None of these adjustments were in Warren Buffett's original proposal. I believe that this first one, export assessments should be adjusted to exclude the value of precious or scarce stones and minerals inherent to or within the materials of assessed goods is imperative. Otherwise entrepreneurs would be exporting gem encrusted cast gold paper weights to acquire transferable Import Certificates in order to import more labor or technologically intensive goods. This would evade the proposal's purpose. It is a "deal buster".

Excluding the value of specified rare or scarce natural materials inherent to goods decreases but generally do not compltely eliminate the goods net assessed value. Such goods as jewelry, cut or polished stones, refined oil products all would retain some their assessed value. It’s generally preferable, (but not an absolute necessity) to draft laws and regulations in a consistent manner. It would be desirable to have both imports and exports of the same goods be assessed in the same manner.

I prefer we exclude the value of fossilized materials from our exports. We can not readily replace such material. Encouraging their export would be contrary to our best interest.
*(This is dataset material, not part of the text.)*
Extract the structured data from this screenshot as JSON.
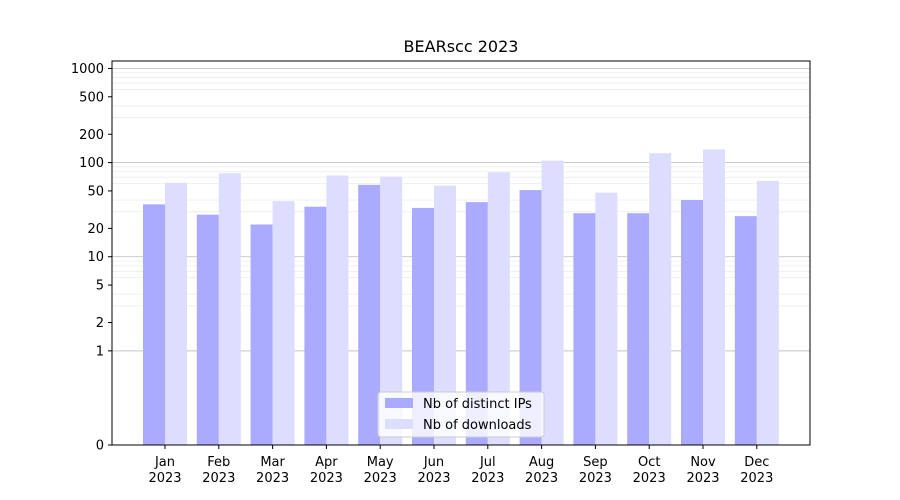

The USA is an increasingly greater net importer of fossilized materials and products. Requiring Import Certificates for their full value increases the certificate’s market price. This additionally increases the USA consumers’ price of both domestic and imported refined oil products and all other imported goods. It also increases the certificate’s subsidy affect upon USA exports.

Americans consider oil and gas a necessity. It is politically rather than economically more palatable to exclude the value of fossilized material from import assessments. (If the USA chooses to discourage oil consumption, we could increase the tax on oil, gas and gas guzzlers. All of the additional price will be government revenue).

Importing USA price supported commodities are currently restricted. The USDA subsidizes their production and additionally subsidizes their export. I prefer that we not grant them an additional export subsidy. The USDA could modify their regulations of these commodities to consider the Import Certificates. The decreased government expense would benefit the general budget and thus our taxpayers.

Artifacts, antiques or memorabilia (if assessed at all), should not be authenticated. Their assessment should be based upon their quality as replicas rather than as genuine. There’s no economic advantage from last century’s production. Exports produced more than two years prior to shipment from the USA should not be assessed. The tourist industries will lobby for some reasonable exclusion for goods brought into the USA by tourists. All of this is not economically significant.

If canned fish enters the USA we can assume that it was transported from a foreign port. We may be able to treat processed and/or packaged sea food similar to our treatment of other imported goods. If a USA fishing vessel enters USA waters, can we assume that its cargo of fresh sea food was obtained by her crew? Couldn’t the cargo have been transferred at sea from a foreign vessel? I don’t know the answer to this question.

Various government agencies will complain that this trade proposal denies them international negotiation discretion. Often government agencies have traded away the interests of some USA industry(s) in order to acquire what’s (in the government’s opinion) a greater national benefit. Under this proposal, USA negotiators (in regard to global trade) would be forced to shrug and reply “We’re not empowered" or "We lack the legal discretion to grant what you’re requesting”. IMO the Presidential power to utilizing “fast track” negotiation has done our nation much more harm than good. I’m opposed to granting government any more discretion than is reasonably required.